When it comes to office team building, managers often fall into the trap of including too many people, leading to dysfunction and poor performance, according to workplace experts.
“A lot of the time, teams are too big,” says coaching psychologist Amelia Twiss. “Once a team gets larger than about six people, it starts to become ineffective because the points of contact and communication increase exponentially each time you add another member.”
Trying to be inclusive can inadvertently result in poor team design, Twiss says.
“Sometimes it’s office politics: instead of thinking about the purpose of the team, a whole bunch of people are thrown in, such as one person from each business unit. The team ends up having too many people and it quickly becomes unfocused and ineffective.”
When a team is too big, members can become disconnected from its purpose. The work itself is fragmented and dissatisfaction spreads. ‘Social loafing’ can also kick in - when a team member makes less effort when they’re judged as part of a group rather than individually.

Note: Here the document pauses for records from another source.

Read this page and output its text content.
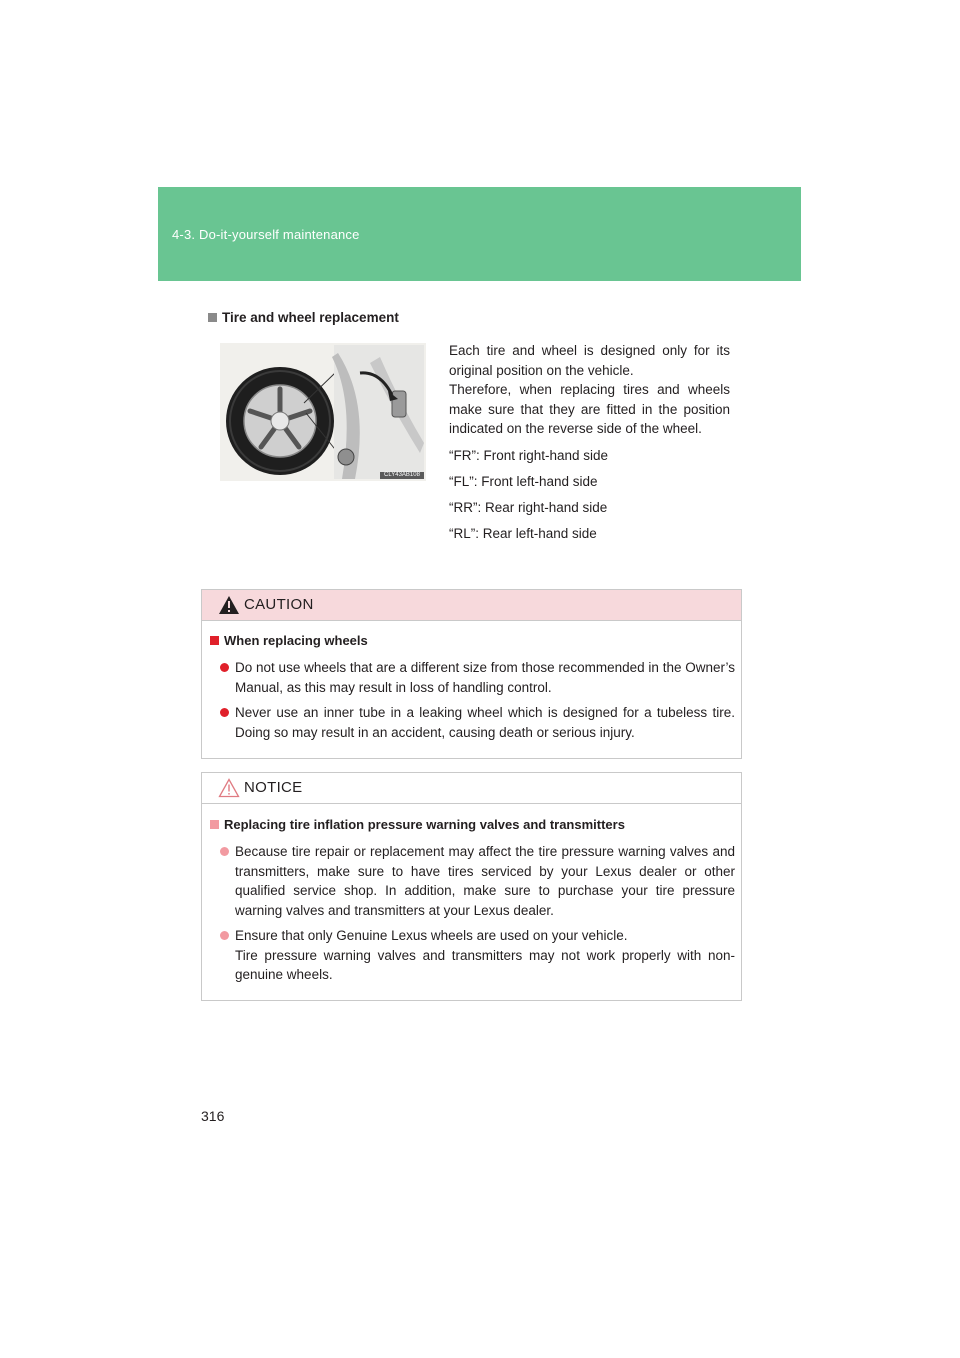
4-3. Do-it-yourself maintenance
Tire and wheel replacement
CLY43AB108

Each tire and wheel is designed only for its original position on the vehicle.

Therefore, when replacing tires and wheels make sure that they are fitted in the position indicated on the reverse side of the wheel.

“FR”: Front right-hand side
“FL”: Front left-hand side
“RR”: Rear right-hand side
“RL”: Rear left-hand side
CAUTION
When replacing wheels
Do not use wheels that are a different size from those recommended in the Owner’s Manual, as this may result in loss of handling control.
Never use an inner tube in a leaking wheel which is designed for a tubeless tire. Doing so may result in an accident, causing death or serious injury.
NOTICE
Replacing tire inflation pressure warning valves and transmitters
Because tire repair or replacement may affect the tire pressure warning valves and transmitters, make sure to have tires serviced by your Lexus dealer or other qualified service shop. In addition, make sure to purchase your tire pressure warning valves and transmitters at your Lexus dealer.
Ensure that only Genuine Lexus wheels are used on your vehicle.
Tire pressure warning valves and transmitters may not work properly with non-genuine wheels.
316
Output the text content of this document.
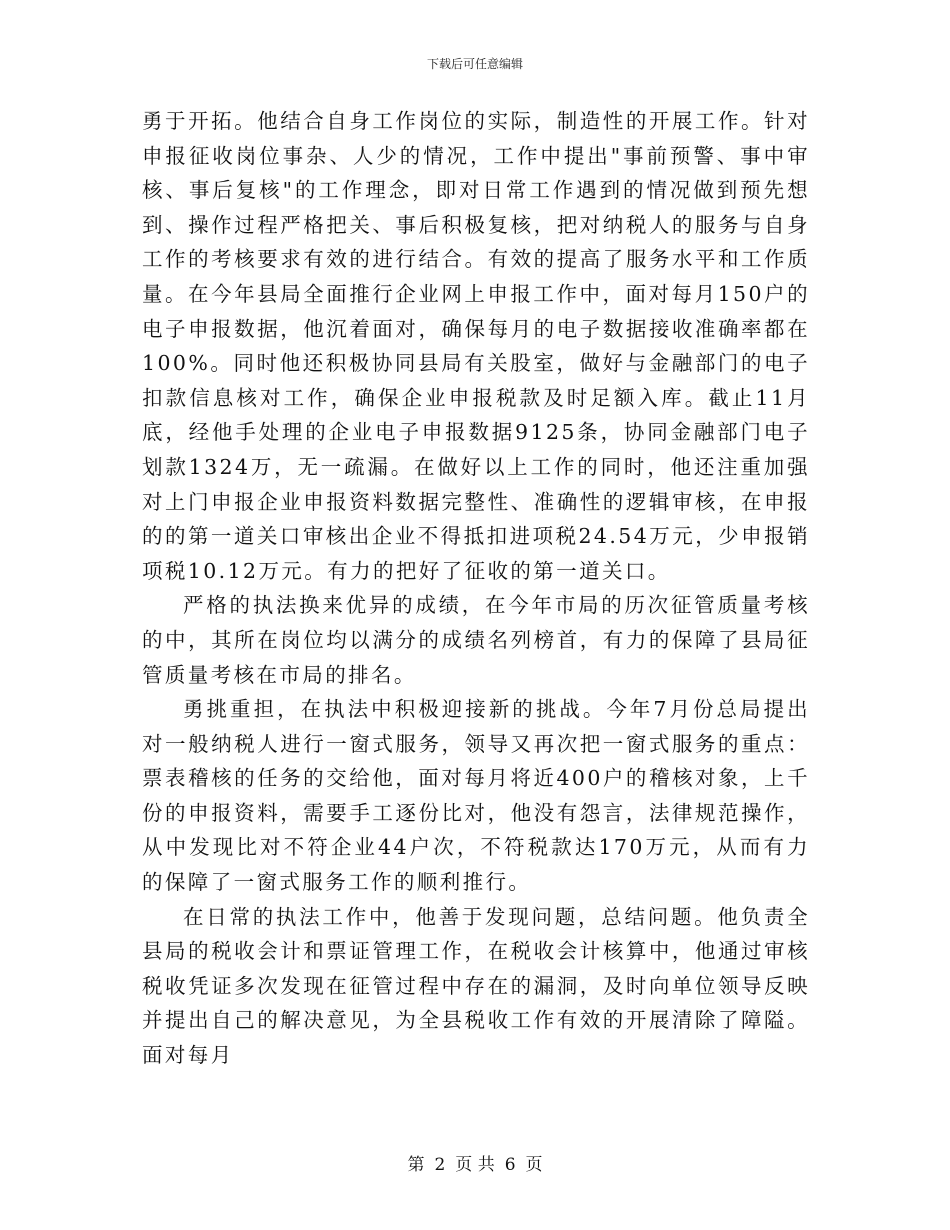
下载后可任意编辑

勇于开拓。他结合自身工作岗位的实际，制造性的开展工作。针对申报征收岗位事杂、人少的情况，工作中提出"事前预警、事中审核、事后复核"的工作理念，即对日常工作遇到的情况做到预先想到、操作过程严格把关、事后积极复核，把对纳税人的服务与自身工作的考核要求有效的进行结合。有效的提高了服务水平和工作质量。在今年县局全面推行企业网上申报工作中，面对每月150户的电子申报数据，他沉着面对，确保每月的电子数据接收准确率都在100%。同时他还积极协同县局有关股室，做好与金融部门的电子扣款信息核对工作，确保企业申报税款及时足额入库。截止11月底，经他手处理的企业电子申报数据9125条，协同金融部门电子划款1324万，无一疏漏。在做好以上工作的同时，他还注重加强对上门申报企业申报资料数据完整性、准确性的逻辑审核，在申报的的第一道关口审核出企业不得抵扣进项税24.54万元，少申报销项税10.12万元。有力的把好了征收的第一道关口。

严格的执法换来优异的成绩，在今年市局的历次征管质量考核的中，其所在岗位均以满分的成绩名列榜首，有力的保障了县局征管质量考核在市局的排名。

勇挑重担，在执法中积极迎接新的挑战。今年7月份总局提出对一般纳税人进行一窗式服务，领导又再次把一窗式服务的重点：票表稽核的任务的交给他，面对每月将近400户的稽核对象，上千份的申报资料，需要手工逐份比对，他没有怨言，法律规范操作，从中发现比对不符企业44户次，不符税款达170万元，从而有力的保障了一窗式服务工作的顺利推行。

在日常的执法工作中，他善于发现问题，总结问题。他负责全县局的税收会计和票证管理工作，在税收会计核算中，他通过审核税收凭证多次发现在征管过程中存在的漏洞，及时向单位领导反映并提出自己的解决意见，为全县税收工作有效的开展清除了障隘。面对每月

第 2 页 共 6 页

Many organisations need to improve the way that teams are rewarded, and that starts with being clear on how to measure the outcomes, Twiss says.
It is also common for the manager as team leader to receive most or all of the credit, which can be demotivating next time around.
Twiss sees organisations mislabelling teams when they are in fact distinct work groups.
“Often a team isn’t actually a team,” she says. “You will see groups of people working on similar tasks and they are labelled as a team, but they’re doing things independently. They are not interconnected in terms of working towards a particular outcome.”
Talan Miller, founder and managing director of Sabre Corporate Development, agrees that smaller teams provide more clarity and the working relationships between members have greater depth. The more complex the work, the smaller the team ought to be.
“Small is beautiful,” he says. “Once teams become larger than four-to-six people you can get duplications of behavioural contributions. Some may start competing for the same bandwidths of contribution.”
Miller has developed team building programs using the evidence-based Belbin model, which is used in more than 30 countries. It measures the strengths and weaknesses of individual team members and assesses their chemistry before devising tasks.
The model is named after English researcher Dr Meredith Belbin, now 96, who is widely considered the father of the modern Team Role Theory.
“Teams need to be small enough for people to understand one another’s strengths and weaknesses, and then be able to discuss them in a meaningful way,” says Miller. “Strained or unclear working relationships are often the sign of ‘too big’.”
Renowned anthropologist Robin Dunbar believes that 150 is the maximum number of social connections that a human can actively maintain. The theory is known worldwide as the Dunbar Number.
Organisations which strive to go beyond this may see diminishing returns. Global clothing manufacturer Gore-Tex adheres to Dunbar’s theory: it breaks off a division as soon as it reaches 150 people.
“Dunbar rightly points out that 150 is the maximum number of relationships we can meaningfully have – beyond that and there is little depth to the relationship,” says Twiss. “That number is compared to the size of a small village, where you might know everybody's name and something about what they do, and their family.”
“The human brain has developed to suit meaningful engagement with a finite number of members within our intimate ‘tribe’,” adds Miller. “Thus, small teams have their own cultures that don’t fit within what is often an artificially contrived corporate culture. Teams possess their own behavioural chemistry and it is a fact that should be acknowledged and embraced.”
In large organisations, hierarchies are often used as a way of maintaining workable size teams.
“In competitive and challenging environments, someone must lead,” says Miller.
However, at digital agency Eurisko, Mike Bullen has deliberately maintained a flat structure since he founded the company in 2008. He believes that it enhances teamwork and client outcomes.
“I've worked in corporate environments where there has been a clear hierarchy, and I’ve seen frequent conflict when people try to out-position each other,” he says.
“Not everyone was pulling towards the same goal. I find that people take on more ownership when the organisation has a flat structure.”